Designing Detention: A Model Law for Terrorist Incapacitation

Coauthored with Colleen A. Peppard, Brookings Institution, June 26, 2009

A consensus is beginning to emerge in the public and political spheres concerning the non-criminal detention of terrorist suspects. Over the past several years, non-criminal detention of Al Qaeda and Taliban captives at Guantánamo Bay, Cuba has sharply divided the American polity. Since the change in administration, however, it has become increasingly clear that the United States—even under a Democratic administration and with substantial Democratic majorities in both houses of Congress—is not going to abandon long-term detention of terror suspects and revert to a pure law enforcement model for incapacitating them, and it is not going to deal with the population of Guantánamo on the basis of freeing everyone whom it cannot prosecute. While the developing consensus still has many dissenters, the real question now is not whether America will have some detention system, but what sort of detention system, designed by whom, and using what rules.
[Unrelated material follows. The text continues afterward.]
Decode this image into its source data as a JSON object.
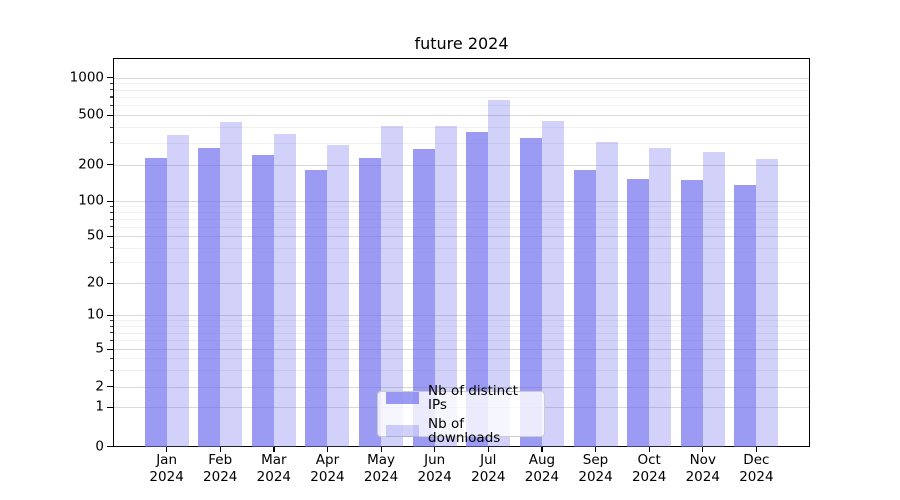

In his recent speech at the National Archives on national security strategy and law, President Obama placed himself solidly within this emerging body of thought. He recognized that protecting our national security may require a non-criminal detention system for terrorists who cannot be tried but are too dangerous to release. And he made clear that this system needs to be fair and rigorous, supervised by the federal courts and created by an act of Congress. The president called for a system that has “clear, defensible, and lawful standards,” “fair procedures so that we don’t make mistakes,” and “a thorough process of periodic review, so that any prolonged detention is carefully evaluated and justified.”

This paper, and the model legislative text we have attached as an appendix, is an effort to imagine such a regime at the granular level of actual legislative language. Much commentary and speculation has focused on the form that this new regime should take, rather than on the details of the many questions a detention regime will need to address. In the wake of the Supreme Court’s decision in Boumediene v. Bush, it is inevitable that federal judges will ultimately oversee any such detention system. Aside from this one general feature, however, the framework for the new system remains wide open in any number of respects.